RFE/RL publishes photos of camp near Slutsk. It was allegedly set up for keeping 2K protesters


Fences and watchtower in camp near Slutsk.
Photo: Radio Svaboda

A lot of people detained in the first days of the post-election protests were reported to be taken to the premises of the occupational therapy detox centre near the Belarusian town of Slutsk (Minsk region).

“It was obvious that the whole territory had just been screened by high fencing. It was made of fresh wood which had not even darkened yet. The fence was five metres high. And the watchtowers were all-new. As in the camps, the guards were standing there. Everything was absolutely ‘fresh’,” Dzmitry Dzmitryeu, a Novy Chas photographer and former detainee, said in the interview.

In late January, a person who claims to have participated in the construction of the camp mentioned above contacted Radio Svaboda, the Belarusian service of RFE/RL. He also sent photos in which Dzmitry Dzmitryeu has recognised the place where he and other protesters were being held.

“On August 10, the Corrections Department was instructed to urgently prepare one of its facilities for setting up a camp. It was decided to use compulsory rehabilitation centre Nr 3 (LPP-3) near Slutsk for this purpose. The people who were being treated there at that moment were immediately transferred to other centres. On August 12, LPP-3 was ready for being used as a venue for keeping citizens under paramilitary guard,” Radio Svaboda’s source said.

According to him, the staff did not know for whom that camp was being equipped.
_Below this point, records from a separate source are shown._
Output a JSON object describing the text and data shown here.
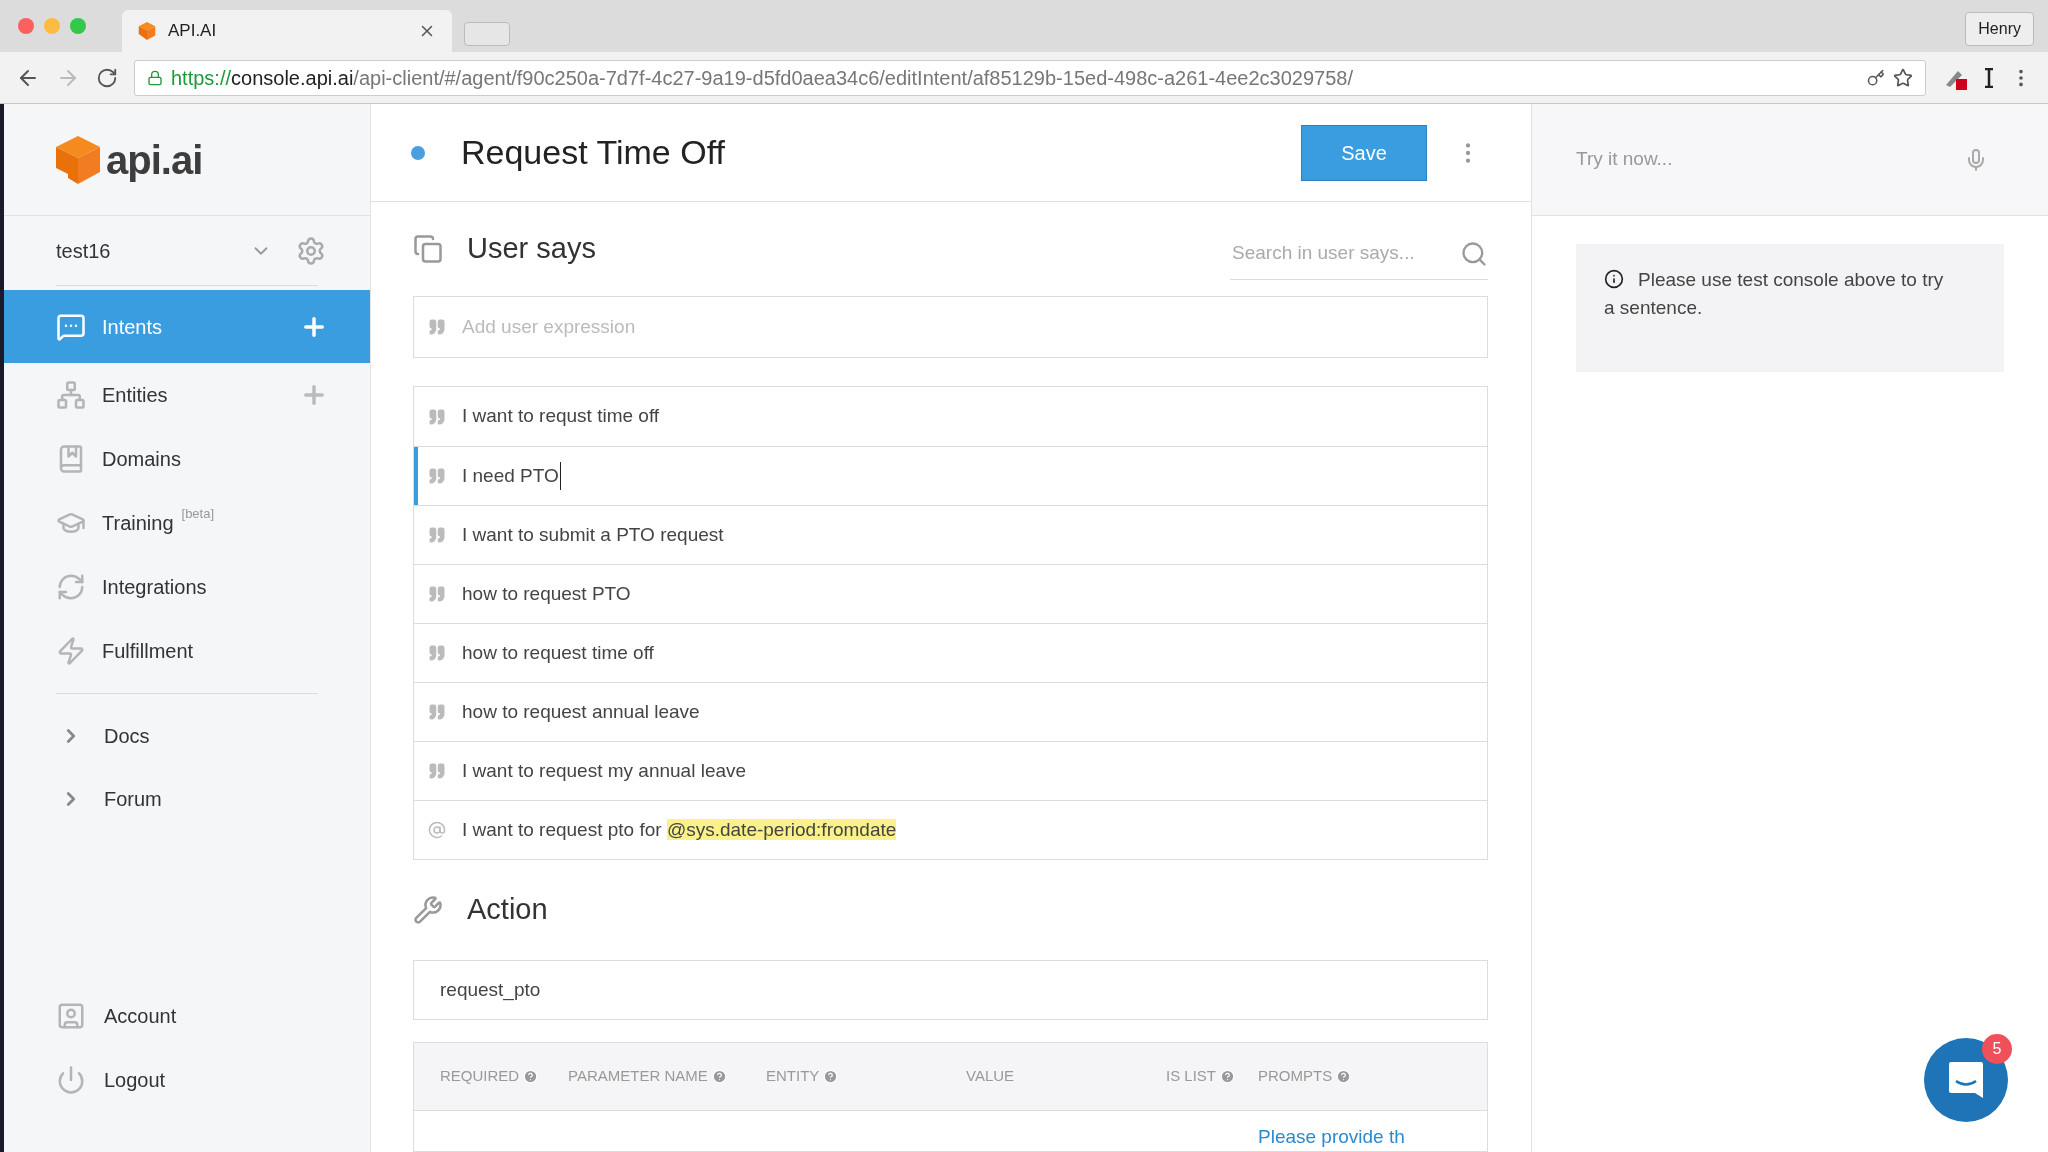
{
  "browser": {
    "tab_title": "API.AI",
    "profile": "Henry",
    "url": {
      "scheme": "https://",
      "host": "console.api.ai",
      "path": "/api-client/#/agent/f90c250a-7d7f-4c27-9a19-d5fd0aea34c6/editIntent/af85129b-15ed-498c-a261-4ee2c3029758/"
    }
  },
  "sidebar": {
    "logo": "api.ai",
    "agent": "test16",
    "items": [
      {
        "label": "Intents",
        "kind": "nav",
        "selected": true,
        "add": true
      },
      {
        "label": "Entities",
        "kind": "nav",
        "selected": false,
        "add": true
      },
      {
        "label": "Domains",
        "kind": "nav",
        "selected": false,
        "add": false
      },
      {
        "label": "Training",
        "kind": "nav",
        "selected": false,
        "add": false,
        "tag": "[beta]"
      },
      {
        "label": "Integrations",
        "kind": "nav",
        "selected": false,
        "add": false
      },
      {
        "label": "Fulfillment",
        "kind": "nav",
        "selected": false,
        "add": false
      },
      {
        "label": "Docs",
        "kind": "link",
        "selected": false,
        "add": false
      },
      {
        "label": "Forum",
        "kind": "link",
        "selected": false,
        "add": false
      }
    ],
    "bottom": [
      {
        "label": "Account"
      },
      {
        "label": "Logout"
      }
    ]
  },
  "intent": {
    "title": "Request Time Off",
    "save": "Save"
  },
  "user_says": {
    "heading": "User says",
    "search": {
      "placeholder": "Search in user says..."
    },
    "add": {
      "placeholder": "Add user expression"
    },
    "rows": [
      {
        "kind": "example",
        "text": "I want to requst time off",
        "selected": false
      },
      {
        "kind": "example",
        "text": "I need PTO",
        "selected": true
      },
      {
        "kind": "example",
        "text": "I want to submit a PTO request",
        "selected": false
      },
      {
        "kind": "example",
        "text": "how to request PTO",
        "selected": false
      },
      {
        "kind": "example",
        "text": "how to request time off",
        "selected": false
      },
      {
        "kind": "example",
        "text": "how to request annual leave",
        "selected": false
      },
      {
        "kind": "example",
        "text": "I want to request my annual leave",
        "selected": false
      },
      {
        "kind": "template",
        "text": "I want to request pto for",
        "entity": "@sys.date-period:fromdate",
        "selected": false
      }
    ]
  },
  "action": {
    "heading": "Action",
    "value": "request_pto",
    "columns": [
      {
        "label": "REQUIRED",
        "help": true
      },
      {
        "label": "PARAMETER NAME",
        "help": true
      },
      {
        "label": "ENTITY",
        "help": true
      },
      {
        "label": "VALUE",
        "help": false
      },
      {
        "label": "IS LIST",
        "help": true
      },
      {
        "label": "PROMPTS",
        "help": true
      }
    ],
    "row_prompt": "Please provide th"
  },
  "console": {
    "placeholder": "Try it now...",
    "info": "Please use test console above to try a sentence."
  },
  "chat": {
    "badge": "5"
  }
}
The company based at LPP-3 was tasked with developing and manufacturing watchtowers within one day; the territory was divided into squares. The LPP-3 patients were forced to help in establishing the camp: they dug pits, installed poles, made barbed-wire obstacles. The beds were carried by a dump truck.
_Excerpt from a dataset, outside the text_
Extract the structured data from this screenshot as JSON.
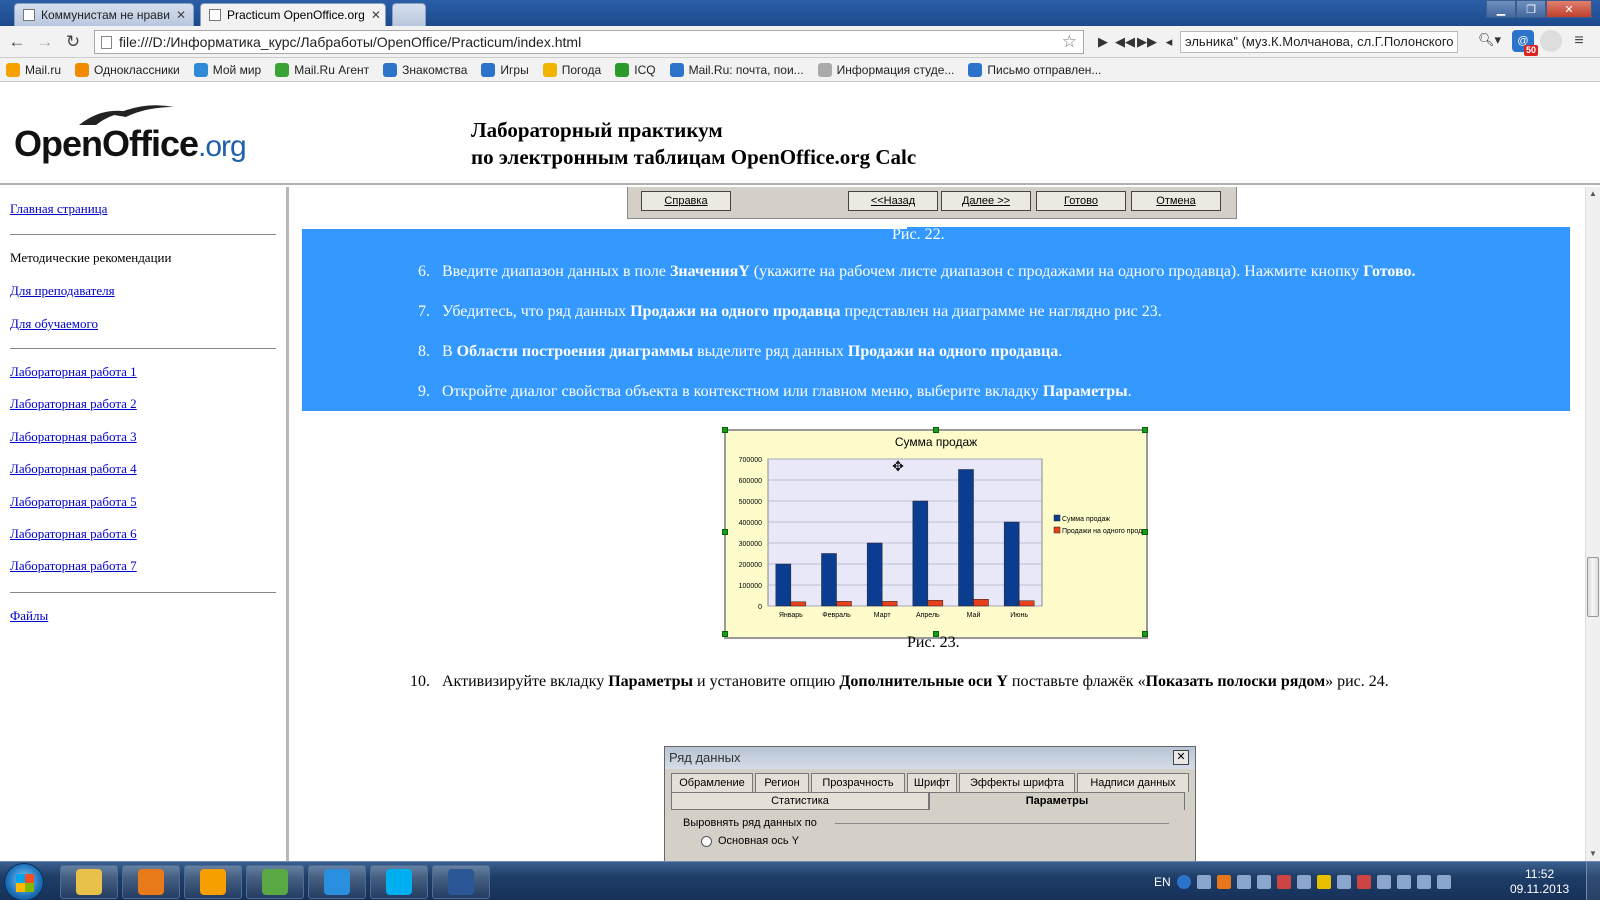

Military in camp near Slutsk.
Photo: Radio Svaboda

The would-be camp was intended for up to 2,000 detainees. Inside the camp, the Correction Department officers were in charge of security; the perimetre and the surrounding forest were guarded by Defence Ministry servicemen.

The source recalls that there was the order to make transportable watchtowers so that they could be used elsewhere. The detainees were taken to the camp on August, 14, but a day later, they started to be released en masse, he stressed. Then the camp was quickly dismantled.
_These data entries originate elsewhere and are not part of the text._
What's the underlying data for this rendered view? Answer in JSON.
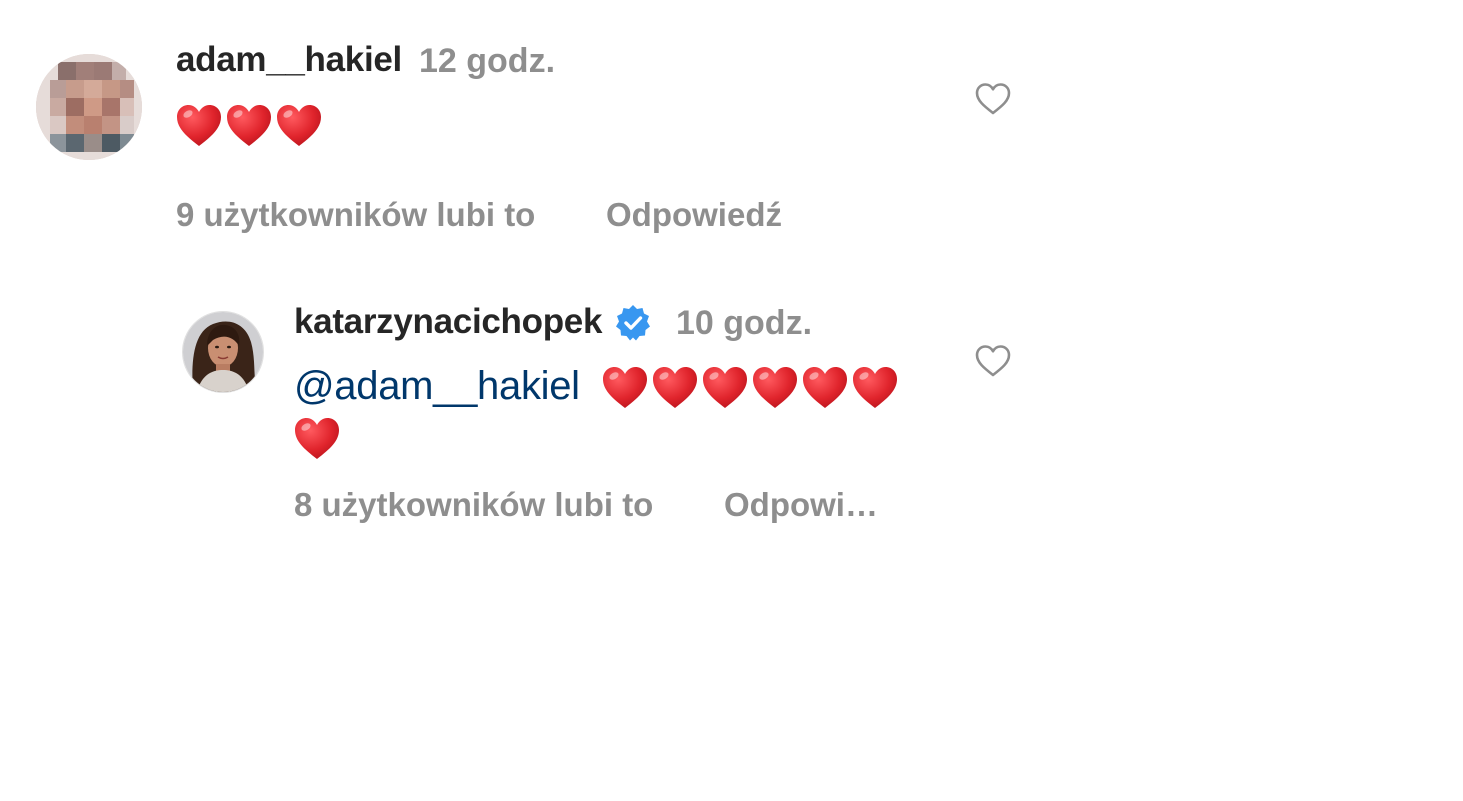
{
  "comments": [
    {
      "username": "adam__hakiel",
      "time": "12 godz.",
      "text": "",
      "heart_count": 3,
      "likes": "9 użytkowników lubi to",
      "reply": "Odpowiedź",
      "avatar": "pixelated-avatar",
      "verified": false
    },
    {
      "username": "katarzynacichopek",
      "time": "10 godz.",
      "text": "@adam__hakiel",
      "heart_count": 7,
      "likes": "8 użytkowników lubi to",
      "reply": "Odpowi…",
      "avatar": "profile-photo-avatar",
      "verified": true
    }
  ],
  "colors": {
    "username": "#262626",
    "muted": "#8e8e8e",
    "mention": "#00376b",
    "heart": "#e0242c",
    "verified": "#3897f0"
  },
  "icons": {
    "like": "heart-outline-icon",
    "verified": "verified-badge-icon",
    "emoji": "red-heart-emoji"
  }
}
In mid January, By_Pol, a campaign created by opposition-minded people who earlier belonged to Belarusian uniformed services, made public an audio recording in which a man whose voice bears a strong resemblance to the voice of Deputy Interior Minister Mikalai Karpyankou refers to the instructions allegedly given by Alyaksandr Lukashenka on how to treat protesters and opponents of the regime. Among other things, the man mentions would-be adding the dissidents’ data to a special database and setting up a camp where ‘the cockiest [protesters] are to be kept’.